Open xhd2015 opened 7 months ago

xhd2015 commented 7 months ago

Never depend on the implementation directly. Abstract a layer between the implementation and the intent.

For example, when testing a service with external dependencies, we want to mock all of them.

But we should not directly mock their request or response, instead, we abstract a data structure called TestingContext.

This TestingContext is declared as a universal data fake storage:

type TestingContext struct {
    Users []*User
    Checkouts []*Checkout
    Config *Config
}

Then each dependency read data from this central data storage, and construct corresponding response based on the data.

And to reduce duplication of repeating declaring TestingContext, different tests can share a basic TestingContext, adding their custom overlay to the context.

xhd2015 commented 7 months ago

Two important concepts:

xhd2015 commented 7 months ago

Data driven requires the user to have a basic knowledge of the system's models as well as APIs to interact with these models.

xhd2015 commented 7 months ago

But data drive testing is already taken, also known as table driven testing. Wiki: https://en.m.wikipedia.org/wiki/Data-driven_testing.

However, given that table driven is widely used and has gained a relative stable shape(a table), then this method can still be referred as Data driven testing.

xhd2015 commented 7 months ago

Data driven requires the user to have a basic knowledge of the system's models as well as APIs to interact with these models.

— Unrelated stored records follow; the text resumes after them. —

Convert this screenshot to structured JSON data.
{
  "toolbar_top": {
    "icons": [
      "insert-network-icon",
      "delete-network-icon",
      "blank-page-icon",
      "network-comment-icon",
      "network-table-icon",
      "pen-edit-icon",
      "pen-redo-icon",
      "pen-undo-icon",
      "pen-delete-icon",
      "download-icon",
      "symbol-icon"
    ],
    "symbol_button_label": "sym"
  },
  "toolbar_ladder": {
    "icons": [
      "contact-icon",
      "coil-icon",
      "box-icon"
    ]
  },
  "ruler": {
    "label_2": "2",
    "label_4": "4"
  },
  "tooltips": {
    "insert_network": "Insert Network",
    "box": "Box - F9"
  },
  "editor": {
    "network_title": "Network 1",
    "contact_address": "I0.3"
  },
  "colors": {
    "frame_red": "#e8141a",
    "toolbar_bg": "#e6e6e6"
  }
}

To do data driven testing, following these 4 steps:

(draw a diagram to illustrate the relation of data and APIs, APIs are fall into 2 categories: internal and external like database.)

xhd2015 commented 7 months ago

Data driven requires the user to have a basic knowledge of the system's models as well as APIs to interact with these models.

To do data driven testing, following these 4 steps:

  • recognize entities in the system,
  • define their ids and properties ,
  • mock the API behavior based on the mocking data

    • this can be done by comparing the querying key with the data context, and retrieve matching result from the context. panic out if no data found
  • construct base data context, and create overlays to repeat the test for different logic paths

(draw a diagram to illustrate the relation of data and APIs, APIs are fall into 2 categories: internal and external like database.)

The reverse process, convert real API response to data context, is also valuable. Compared to that directly replay real traffic, we actually split that into 2 phase:

With this, unit test can be more easily constructed and maintained from live traffic.